# Major programs

To assist in understanding what major programs should be prioritized for inclusion or removal in the Compliance Supplement, it would be nice to see major program counts by ALN.

In short:

1. For each year, look at every federal award made.
2. For each award, get the ALN, and add one.


In [1]:
%pip install openpyxl
%pip install requests
import json
import openpyxl
import os
import requests

from collections import defaultdict


Note: you may need to restart the kernel to use updated packages.
Note: you may need to restart the kernel to use updated packages.


In [2]:
# Load our config
# It has three keys: 
#  * YEARS, an array of years (2023, 2022, etc.)
#  * FAC_API, the base URL for the analysis
#  * FAC_API_KEY, the API key.
config = json.load(open("config.json", "r"))

## fetch_all

A helper to fetch all of a result set.

Counts queries.

In [3]:
query_counts = defaultdict(int)

def fetch_all(base, endpoint, params):
    fetching = True
    results = []
    offset = 0
    inc = 20000
    while fetching:
        params = params | {
            "offset": offset,
            "limit": ((offset+inc)-1)
        }
        res = requests.get(f"{base}/{endpoint}",
                           params=params,
                           headers={
                               "x-api-key": config["FAC_API_KEY"]
                           }
                           )
        query_counts[endpoint] += 1
        resj = res.json()
        # print(f"{offset} {len(resj)}")
        if not res or "code" in resj or len(resj) == 0:
            fetching = False
            break
        else:
            results += resj
            offset += inc
    return results


In [4]:
# For each year, get every report.
# Then, get the unique set of ALNs associated with that report.
alns_by_year = defaultdict(lambda: defaultdict(set))
for year in config["YEARS"]:
    awards = fetch_all(config["FAC_API"], "federal_awards", {"audit_year": f"eq.{year}"})
    for award in awards:
        ALN = award["federal_agency_prefix"] + "." + award["federal_award_extension"]
        alns_by_year[year][ALN].add(award["report_id"])

## Do some counting

Now that we grabbed everything, we can do some counting.

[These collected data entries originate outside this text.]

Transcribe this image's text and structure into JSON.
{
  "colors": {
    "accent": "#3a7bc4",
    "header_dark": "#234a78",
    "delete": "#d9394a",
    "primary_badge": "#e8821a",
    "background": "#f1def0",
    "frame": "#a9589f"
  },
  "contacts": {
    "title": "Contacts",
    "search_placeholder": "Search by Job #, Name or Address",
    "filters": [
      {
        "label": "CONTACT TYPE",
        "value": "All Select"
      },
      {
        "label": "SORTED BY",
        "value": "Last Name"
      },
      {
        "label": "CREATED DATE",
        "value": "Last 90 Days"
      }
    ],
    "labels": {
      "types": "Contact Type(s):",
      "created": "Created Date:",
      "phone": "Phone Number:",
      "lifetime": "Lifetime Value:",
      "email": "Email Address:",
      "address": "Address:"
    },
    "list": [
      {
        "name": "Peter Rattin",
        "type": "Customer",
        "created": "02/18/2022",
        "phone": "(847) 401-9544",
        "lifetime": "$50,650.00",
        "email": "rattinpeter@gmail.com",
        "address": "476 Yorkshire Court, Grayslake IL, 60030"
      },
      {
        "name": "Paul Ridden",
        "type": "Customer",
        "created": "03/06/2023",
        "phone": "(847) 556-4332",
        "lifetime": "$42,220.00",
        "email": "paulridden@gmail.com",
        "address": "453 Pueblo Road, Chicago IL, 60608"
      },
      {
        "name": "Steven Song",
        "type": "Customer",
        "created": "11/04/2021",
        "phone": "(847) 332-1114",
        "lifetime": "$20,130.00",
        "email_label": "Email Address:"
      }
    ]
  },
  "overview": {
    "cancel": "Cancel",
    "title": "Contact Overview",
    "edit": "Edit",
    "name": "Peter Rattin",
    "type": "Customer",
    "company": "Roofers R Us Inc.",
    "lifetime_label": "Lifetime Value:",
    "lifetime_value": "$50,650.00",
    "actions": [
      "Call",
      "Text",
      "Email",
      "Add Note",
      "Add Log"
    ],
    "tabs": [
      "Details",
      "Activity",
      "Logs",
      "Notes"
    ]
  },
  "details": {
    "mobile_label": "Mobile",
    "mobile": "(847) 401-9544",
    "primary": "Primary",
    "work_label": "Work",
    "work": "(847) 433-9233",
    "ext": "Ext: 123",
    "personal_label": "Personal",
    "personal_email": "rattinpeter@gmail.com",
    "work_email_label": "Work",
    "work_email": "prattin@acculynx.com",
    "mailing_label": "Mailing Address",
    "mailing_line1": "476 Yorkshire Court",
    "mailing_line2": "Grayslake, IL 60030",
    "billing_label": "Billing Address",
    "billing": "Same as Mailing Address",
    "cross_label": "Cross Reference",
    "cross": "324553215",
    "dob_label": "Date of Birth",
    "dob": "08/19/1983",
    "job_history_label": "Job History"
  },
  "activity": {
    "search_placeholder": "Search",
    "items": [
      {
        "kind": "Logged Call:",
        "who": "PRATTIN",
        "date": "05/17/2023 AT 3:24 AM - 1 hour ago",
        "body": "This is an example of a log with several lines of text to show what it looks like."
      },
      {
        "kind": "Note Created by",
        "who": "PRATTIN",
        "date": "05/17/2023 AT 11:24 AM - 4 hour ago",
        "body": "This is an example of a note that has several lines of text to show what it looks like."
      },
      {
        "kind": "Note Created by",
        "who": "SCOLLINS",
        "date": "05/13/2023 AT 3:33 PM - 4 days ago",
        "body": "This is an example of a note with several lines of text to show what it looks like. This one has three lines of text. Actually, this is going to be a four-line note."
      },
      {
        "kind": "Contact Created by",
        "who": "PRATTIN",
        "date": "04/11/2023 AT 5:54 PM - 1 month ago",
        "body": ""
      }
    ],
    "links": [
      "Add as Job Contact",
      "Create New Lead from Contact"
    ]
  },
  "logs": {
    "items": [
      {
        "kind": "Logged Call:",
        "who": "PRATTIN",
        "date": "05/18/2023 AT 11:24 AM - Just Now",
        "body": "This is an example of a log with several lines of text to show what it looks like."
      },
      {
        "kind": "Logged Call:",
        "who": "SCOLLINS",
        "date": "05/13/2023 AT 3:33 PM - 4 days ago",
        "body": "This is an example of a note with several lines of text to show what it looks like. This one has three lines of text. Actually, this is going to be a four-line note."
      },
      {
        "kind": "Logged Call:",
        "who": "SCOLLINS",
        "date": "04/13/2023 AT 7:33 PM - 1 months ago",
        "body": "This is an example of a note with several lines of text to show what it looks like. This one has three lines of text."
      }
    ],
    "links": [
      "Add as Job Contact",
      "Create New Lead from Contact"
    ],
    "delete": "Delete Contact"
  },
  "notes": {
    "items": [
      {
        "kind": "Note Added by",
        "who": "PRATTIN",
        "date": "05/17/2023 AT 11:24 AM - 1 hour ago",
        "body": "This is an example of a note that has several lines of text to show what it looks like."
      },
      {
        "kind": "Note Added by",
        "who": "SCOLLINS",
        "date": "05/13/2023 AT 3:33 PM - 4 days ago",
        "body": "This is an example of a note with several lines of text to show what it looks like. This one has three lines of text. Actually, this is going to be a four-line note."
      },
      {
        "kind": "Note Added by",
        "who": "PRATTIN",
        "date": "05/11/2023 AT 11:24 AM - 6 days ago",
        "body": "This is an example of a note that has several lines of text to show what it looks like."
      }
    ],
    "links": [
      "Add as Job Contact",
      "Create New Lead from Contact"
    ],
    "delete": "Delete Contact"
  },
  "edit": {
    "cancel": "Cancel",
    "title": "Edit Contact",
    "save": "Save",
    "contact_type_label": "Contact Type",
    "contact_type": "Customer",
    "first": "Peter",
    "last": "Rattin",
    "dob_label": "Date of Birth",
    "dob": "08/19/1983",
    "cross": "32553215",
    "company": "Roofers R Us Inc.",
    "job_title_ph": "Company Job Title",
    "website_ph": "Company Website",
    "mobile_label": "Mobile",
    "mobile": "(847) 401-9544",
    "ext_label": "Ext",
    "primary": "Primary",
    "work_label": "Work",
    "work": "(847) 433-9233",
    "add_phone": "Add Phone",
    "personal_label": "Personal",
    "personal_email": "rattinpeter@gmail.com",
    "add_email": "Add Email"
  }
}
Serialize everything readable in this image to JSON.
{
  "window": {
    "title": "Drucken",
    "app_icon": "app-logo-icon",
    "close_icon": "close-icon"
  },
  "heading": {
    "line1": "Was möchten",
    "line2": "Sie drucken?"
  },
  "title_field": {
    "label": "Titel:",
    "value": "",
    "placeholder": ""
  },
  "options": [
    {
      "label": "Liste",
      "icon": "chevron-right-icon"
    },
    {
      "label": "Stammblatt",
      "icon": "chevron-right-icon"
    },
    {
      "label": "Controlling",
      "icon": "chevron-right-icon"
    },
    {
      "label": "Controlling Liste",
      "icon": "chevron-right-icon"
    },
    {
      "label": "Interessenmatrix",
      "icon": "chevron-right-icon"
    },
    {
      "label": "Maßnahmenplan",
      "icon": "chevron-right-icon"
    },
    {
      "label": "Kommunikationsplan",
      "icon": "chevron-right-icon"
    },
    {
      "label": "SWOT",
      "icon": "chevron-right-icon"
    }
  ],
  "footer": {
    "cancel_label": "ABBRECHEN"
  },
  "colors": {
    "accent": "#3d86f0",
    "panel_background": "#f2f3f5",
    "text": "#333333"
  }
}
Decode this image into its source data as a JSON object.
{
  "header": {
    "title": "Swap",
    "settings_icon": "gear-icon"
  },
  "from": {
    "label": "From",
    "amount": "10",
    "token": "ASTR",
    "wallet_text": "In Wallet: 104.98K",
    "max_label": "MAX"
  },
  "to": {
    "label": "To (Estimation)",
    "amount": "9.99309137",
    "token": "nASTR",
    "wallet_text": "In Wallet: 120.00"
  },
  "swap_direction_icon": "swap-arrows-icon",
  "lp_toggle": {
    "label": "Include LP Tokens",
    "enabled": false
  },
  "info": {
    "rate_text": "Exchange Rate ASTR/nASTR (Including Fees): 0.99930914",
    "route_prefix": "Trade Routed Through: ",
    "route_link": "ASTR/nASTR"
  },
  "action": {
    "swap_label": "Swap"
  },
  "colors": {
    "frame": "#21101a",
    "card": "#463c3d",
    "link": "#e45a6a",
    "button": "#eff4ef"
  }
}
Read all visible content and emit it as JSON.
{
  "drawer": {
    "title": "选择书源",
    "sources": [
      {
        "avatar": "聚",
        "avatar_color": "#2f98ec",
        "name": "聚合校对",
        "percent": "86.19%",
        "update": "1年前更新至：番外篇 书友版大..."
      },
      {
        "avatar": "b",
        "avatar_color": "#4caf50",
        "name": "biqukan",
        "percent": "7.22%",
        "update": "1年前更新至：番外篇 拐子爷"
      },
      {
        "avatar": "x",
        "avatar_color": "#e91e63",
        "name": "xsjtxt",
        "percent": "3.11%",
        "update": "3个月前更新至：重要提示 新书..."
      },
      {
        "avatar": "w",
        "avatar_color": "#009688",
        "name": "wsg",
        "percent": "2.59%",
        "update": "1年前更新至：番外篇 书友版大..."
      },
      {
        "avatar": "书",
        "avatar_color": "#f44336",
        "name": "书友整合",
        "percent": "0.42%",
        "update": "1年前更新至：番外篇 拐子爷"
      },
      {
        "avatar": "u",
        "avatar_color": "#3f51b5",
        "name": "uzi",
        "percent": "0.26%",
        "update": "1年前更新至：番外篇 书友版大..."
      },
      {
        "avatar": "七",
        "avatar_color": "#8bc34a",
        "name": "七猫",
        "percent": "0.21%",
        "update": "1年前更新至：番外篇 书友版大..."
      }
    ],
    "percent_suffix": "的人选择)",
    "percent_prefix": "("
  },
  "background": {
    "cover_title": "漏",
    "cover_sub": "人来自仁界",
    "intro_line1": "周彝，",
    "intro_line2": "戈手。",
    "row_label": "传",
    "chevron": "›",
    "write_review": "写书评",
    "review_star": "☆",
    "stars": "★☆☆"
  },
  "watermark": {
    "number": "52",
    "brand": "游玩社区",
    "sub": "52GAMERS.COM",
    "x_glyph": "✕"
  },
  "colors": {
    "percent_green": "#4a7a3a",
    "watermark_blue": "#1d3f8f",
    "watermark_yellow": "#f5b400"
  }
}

We want to count the incidence of each ALN *per report per year*.

In [5]:
# We'll use a dictionary of dictionaries
yearly_aln_counts = defaultdict(lambda: defaultdict(int))

for year, ALNs in alns_by_year.items():
    for aln, set_of_ids in ALNs.items():
        yearly_aln_counts[year][aln] += len(set_of_ids)

## Restructure the data

The data is now structured incorrectly. That was an easy way to count, but not structured appropriately for output.

In [6]:
# I need ALN, then one value per year, as a row.

def get_aln_by_year(aln, year):
    return yearly_aln_counts[year].get(aln, 0)

def get_all_alns():
    all = set()
    for _, aln_counts in yearly_aln_counts.items():
        all.update(list(aln_counts.keys()))
    return all

unique_alns = sorted(list(get_all_alns()))

## Make a spreadsheet

Now, we'll take the data and produce a spreadsheet.

In [7]:
# Create a workbook
wb = openpyxl.Workbook()
# Grab the default sheet
sheet = wb.active

# Add the data.
# The header row should tell us what we're looking at
sheet.append(["Prefix", "Extension"] + config["YEARS"])

for aln in unique_alns:
    pfix = aln.split(".")[0]
    ext = aln.split(".")[1]
    values = []
    for year in config["YEARS"]:
        values.append(get_aln_by_year(aln, year))
    args = [pfix, ext] + values
    sheet.append(args)

wb.save("aln_report_counts_by_year.xlsx")

In [None]:
# Metadata
for year, count in query_counts.items():
    print(f"Queries used in {year}: {count}")

Queries used in federal_awards: 177